Four years ago, the late Apple co-founder Steve Jobs famously predicted that the computing industry was entering a post-PC era in which handheld devices would take over tasks once reserved for desktops or laptops.
That forecast appears to be coming true — though the Mac is more than holding its own in an anemic global computer market, based on the latest numbers from researcher the International Data Corp.
Apple’s Macs now enjoy their highest-ever market share in the United States, according to IDC’s third-quarter report: The Mac is the third-largest PC seller in the U.S., with a 13 percent share.
IDC Senior Analyst Jay Chou said the Apple has been showing steady momentum as consumers grow more comfortable with Apple’s products. Price cuts on the MacBook Pro and MacBook Air laptops also helped spur sales.

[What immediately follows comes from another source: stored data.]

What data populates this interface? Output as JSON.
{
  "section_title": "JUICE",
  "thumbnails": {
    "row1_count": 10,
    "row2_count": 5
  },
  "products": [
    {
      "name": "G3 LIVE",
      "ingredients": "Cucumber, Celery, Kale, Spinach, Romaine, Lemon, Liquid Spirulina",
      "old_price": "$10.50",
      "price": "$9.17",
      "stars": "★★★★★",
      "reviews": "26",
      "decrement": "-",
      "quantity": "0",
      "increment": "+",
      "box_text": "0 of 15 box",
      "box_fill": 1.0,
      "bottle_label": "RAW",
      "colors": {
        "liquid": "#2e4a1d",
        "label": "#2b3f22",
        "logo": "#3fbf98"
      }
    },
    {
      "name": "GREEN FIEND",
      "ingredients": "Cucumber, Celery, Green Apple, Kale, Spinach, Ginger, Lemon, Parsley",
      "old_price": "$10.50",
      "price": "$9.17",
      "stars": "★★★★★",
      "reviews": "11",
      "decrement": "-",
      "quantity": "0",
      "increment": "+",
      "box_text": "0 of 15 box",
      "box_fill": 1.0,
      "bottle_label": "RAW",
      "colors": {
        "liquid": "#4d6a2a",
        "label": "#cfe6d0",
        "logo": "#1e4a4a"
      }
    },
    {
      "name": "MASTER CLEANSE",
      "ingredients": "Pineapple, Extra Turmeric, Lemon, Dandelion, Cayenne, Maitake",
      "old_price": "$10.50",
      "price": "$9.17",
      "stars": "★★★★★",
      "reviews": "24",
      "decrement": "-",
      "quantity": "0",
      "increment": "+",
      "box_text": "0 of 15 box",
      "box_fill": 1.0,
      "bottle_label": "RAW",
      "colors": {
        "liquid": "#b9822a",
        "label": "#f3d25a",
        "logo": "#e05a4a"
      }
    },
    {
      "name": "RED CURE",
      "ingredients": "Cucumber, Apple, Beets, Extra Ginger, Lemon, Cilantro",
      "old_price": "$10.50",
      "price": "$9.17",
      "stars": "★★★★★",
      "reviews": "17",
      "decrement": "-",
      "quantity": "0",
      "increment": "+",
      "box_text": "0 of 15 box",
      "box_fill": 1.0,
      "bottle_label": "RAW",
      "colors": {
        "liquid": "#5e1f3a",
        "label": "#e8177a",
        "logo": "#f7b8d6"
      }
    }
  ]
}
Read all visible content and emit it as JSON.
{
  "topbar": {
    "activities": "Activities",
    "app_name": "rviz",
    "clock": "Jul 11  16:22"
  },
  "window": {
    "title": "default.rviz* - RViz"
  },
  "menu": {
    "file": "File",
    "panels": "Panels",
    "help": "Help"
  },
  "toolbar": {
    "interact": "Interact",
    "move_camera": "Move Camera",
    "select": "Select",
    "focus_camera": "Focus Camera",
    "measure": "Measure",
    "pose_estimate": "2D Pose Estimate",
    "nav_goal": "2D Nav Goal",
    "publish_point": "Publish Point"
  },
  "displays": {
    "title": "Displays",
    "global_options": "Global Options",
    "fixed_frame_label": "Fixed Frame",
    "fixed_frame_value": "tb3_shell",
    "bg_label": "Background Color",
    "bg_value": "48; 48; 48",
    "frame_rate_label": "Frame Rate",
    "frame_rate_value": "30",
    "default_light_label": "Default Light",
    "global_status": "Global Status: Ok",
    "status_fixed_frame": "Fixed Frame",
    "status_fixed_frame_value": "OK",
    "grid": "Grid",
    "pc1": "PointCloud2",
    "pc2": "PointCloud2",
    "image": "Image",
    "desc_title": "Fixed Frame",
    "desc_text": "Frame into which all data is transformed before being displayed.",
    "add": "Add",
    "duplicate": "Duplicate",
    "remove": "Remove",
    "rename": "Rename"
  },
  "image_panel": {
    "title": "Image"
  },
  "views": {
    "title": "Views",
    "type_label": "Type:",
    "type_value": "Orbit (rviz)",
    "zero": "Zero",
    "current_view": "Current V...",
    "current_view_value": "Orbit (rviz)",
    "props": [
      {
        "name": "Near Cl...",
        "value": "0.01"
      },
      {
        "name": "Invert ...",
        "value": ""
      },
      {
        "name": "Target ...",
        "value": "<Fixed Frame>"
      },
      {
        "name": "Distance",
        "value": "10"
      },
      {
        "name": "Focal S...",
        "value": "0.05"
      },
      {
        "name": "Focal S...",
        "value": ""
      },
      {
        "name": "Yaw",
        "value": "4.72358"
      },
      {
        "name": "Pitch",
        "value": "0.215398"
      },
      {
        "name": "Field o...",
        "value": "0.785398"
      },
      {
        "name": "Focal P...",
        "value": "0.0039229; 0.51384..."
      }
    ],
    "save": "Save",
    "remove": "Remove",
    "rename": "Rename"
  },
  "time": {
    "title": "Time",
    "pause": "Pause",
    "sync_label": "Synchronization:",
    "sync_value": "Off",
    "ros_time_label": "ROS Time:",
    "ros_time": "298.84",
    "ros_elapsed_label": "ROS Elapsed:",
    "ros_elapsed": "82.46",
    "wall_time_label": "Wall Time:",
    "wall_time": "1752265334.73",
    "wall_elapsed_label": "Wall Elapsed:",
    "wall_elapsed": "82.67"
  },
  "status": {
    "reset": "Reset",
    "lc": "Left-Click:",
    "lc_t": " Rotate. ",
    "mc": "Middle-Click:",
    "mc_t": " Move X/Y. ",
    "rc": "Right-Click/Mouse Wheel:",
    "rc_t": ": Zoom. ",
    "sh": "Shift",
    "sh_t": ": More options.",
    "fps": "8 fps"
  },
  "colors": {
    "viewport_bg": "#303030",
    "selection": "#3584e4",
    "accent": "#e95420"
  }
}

As recently as the 2012 holiday quarter, Apple’s share of the PC market was below 10 percent, he said.
Apple still trails domestic-market leader Hewlett-Packard, with a 28 percent share of the PC market in the U.S., and second-place Dell, with a 24 percent share.
Apple Chief Executive Tim Cook trumpeted the performance of the Mac during the company’s September quarter earnings call. He told Wall Street that Mac desktops and laptops set a quarterly sales record, and saw 18 percent revenue growth from a year earlier.
“We’re especially proud of our Mac results considering the overall contraction of the global PC market this year,” Cook said during the investor call. “And we achieved our highest quarterly market share since 1995.”
The company reported it sold 5.5 million Macs, an increase of almost a million over last year, thanks to a strong back-to-school season for the MacBook Pro and MacBook Air. The Mac saw a double-digit increase across most markets around the world, with sales especially strong in the emerging markets.
Apple has been gaining market share for 33 of the last 34 quarters.
IDC’s Chou said Apple has managed to carve out a premium niche at a time when the U.S. PC market has seen modest growth thanks to the popularity of inexpensive computing devices like the Google Chromebook, several of which retail for less than $300.